Confidence is the Foundation of All Learning
Several times Machaela said, “She made us feel comfortable with ourselves,” or “She told us to do our best and be ourselves.” We are our students’ cheerleaders through the good, bad, and ugly. You won’t see “Confidence Lesson” written on the daily lesson plans, but rather it should be the undercurrent woven into everything we say to our students. Words are powerful, and while students do need to hear the truth at times, too, it’s imperative for them to know that they’re doing well and that they’re going to be OK. Believe it or not, my teenage students worry. I see it on their faces when they think they haven’t done as well on an essay as maybe I’d hoped. I see it when they’re about to tackle a new skill. I don’t want worry to hold them back; I want confidence to kick in and take them further than ever before. What propels us to try again when we fail? What drives us to dive into a new experience? It’s that small voice inside that says, “You can do it.” Kids need to hear that, too.
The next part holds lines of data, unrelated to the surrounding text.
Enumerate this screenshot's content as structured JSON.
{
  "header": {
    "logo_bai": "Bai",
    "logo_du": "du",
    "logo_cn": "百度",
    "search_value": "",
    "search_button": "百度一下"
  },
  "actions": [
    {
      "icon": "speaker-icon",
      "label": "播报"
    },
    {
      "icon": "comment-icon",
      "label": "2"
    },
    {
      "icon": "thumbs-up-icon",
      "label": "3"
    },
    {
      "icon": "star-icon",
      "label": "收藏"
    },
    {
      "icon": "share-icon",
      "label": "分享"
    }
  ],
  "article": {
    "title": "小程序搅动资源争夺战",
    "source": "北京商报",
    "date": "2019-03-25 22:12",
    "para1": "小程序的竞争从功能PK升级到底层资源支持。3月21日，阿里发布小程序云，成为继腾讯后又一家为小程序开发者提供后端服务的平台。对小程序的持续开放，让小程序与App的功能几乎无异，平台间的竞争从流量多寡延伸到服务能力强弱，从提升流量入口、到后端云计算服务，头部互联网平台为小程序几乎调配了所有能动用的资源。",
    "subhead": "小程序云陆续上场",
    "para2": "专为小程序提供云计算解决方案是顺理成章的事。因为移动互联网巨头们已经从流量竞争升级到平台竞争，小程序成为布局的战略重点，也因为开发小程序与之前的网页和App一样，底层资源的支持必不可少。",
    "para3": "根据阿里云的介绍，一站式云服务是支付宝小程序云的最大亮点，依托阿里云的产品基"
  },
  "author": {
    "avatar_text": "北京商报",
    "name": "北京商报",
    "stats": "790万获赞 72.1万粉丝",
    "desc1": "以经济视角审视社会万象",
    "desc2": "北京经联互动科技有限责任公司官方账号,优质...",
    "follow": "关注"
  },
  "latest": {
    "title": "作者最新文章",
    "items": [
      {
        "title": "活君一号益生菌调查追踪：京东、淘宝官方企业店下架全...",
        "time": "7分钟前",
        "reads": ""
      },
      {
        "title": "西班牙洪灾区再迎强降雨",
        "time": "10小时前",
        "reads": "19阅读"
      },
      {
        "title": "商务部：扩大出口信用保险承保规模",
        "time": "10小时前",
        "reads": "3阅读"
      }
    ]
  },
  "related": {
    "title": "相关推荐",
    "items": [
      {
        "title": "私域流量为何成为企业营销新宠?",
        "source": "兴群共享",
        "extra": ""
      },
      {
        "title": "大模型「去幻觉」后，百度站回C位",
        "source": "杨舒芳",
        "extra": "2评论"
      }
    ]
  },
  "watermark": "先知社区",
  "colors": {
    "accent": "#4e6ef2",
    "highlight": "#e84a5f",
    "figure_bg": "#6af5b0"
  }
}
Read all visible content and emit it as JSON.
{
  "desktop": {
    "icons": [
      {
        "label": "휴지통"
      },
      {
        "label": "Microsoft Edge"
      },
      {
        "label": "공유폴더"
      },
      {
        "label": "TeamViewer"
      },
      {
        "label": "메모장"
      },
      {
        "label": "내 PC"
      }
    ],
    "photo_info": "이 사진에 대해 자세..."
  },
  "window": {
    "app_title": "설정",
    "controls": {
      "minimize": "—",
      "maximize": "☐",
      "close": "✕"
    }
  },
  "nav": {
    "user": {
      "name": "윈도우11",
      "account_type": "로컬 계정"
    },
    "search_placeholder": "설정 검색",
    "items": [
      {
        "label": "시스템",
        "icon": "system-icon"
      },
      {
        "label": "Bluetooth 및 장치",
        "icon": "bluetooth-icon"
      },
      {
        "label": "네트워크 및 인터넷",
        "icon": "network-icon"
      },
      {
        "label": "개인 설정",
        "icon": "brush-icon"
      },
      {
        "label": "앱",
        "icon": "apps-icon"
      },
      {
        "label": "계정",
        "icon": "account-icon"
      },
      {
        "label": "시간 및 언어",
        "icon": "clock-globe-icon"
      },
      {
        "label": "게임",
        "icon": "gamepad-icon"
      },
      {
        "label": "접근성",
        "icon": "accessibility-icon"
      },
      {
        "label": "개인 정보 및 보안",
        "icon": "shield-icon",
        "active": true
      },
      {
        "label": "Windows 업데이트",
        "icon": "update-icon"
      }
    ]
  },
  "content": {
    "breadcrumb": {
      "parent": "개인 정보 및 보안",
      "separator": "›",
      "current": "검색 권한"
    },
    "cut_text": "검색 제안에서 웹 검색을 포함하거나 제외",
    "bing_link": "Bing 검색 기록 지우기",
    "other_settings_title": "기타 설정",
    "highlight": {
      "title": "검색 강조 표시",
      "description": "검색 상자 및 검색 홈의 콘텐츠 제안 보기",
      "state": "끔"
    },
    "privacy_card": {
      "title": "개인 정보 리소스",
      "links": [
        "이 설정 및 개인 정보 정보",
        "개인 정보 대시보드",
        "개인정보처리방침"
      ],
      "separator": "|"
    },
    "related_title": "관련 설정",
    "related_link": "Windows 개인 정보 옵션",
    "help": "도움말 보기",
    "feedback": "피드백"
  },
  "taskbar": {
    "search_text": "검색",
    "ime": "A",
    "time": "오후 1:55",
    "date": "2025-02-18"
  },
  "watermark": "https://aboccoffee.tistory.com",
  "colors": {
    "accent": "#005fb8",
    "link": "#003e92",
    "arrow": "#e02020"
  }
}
What Machaela remembered encapsulated her experience as a 1st grader with an amazing teacher, but in reality, it was an honest, innocent, no-red-tape account of what a classroom should be: A safe place where teachers and students have developed a culture of respect and authenticity and where true learning thrives.
Julie Faulkner has taught English for 12 years and Journalism for going on nine years. She has experience at the middle school, high school, and college level. In rural and suburban environments. And in regular, honors, and inclusion classes. She also teaches PreK-K in Children’s Church and has taught K-2 in Awana organizations. She has worked as a CCSS ELA training specialist as well.
Julie holds an MA in English and an Ed.S in Instructional Leadership. She’s been a Common Core Coach for the state of Tennessee and has presented at numerous conferences, workshops, and trainings on various best teaching practices. Additionally, she has several articles published in national teaching journals.
Julie says, “To me, my job is about teaching students to see, make, and appreciate real-world connections. The world around them is full of opportunity, and I want them to notice that and seize it. My teaching style is engaging, student-centered, collaborative, hands-on, critical-thinking inducing, fun, innovative, and standards-driven.”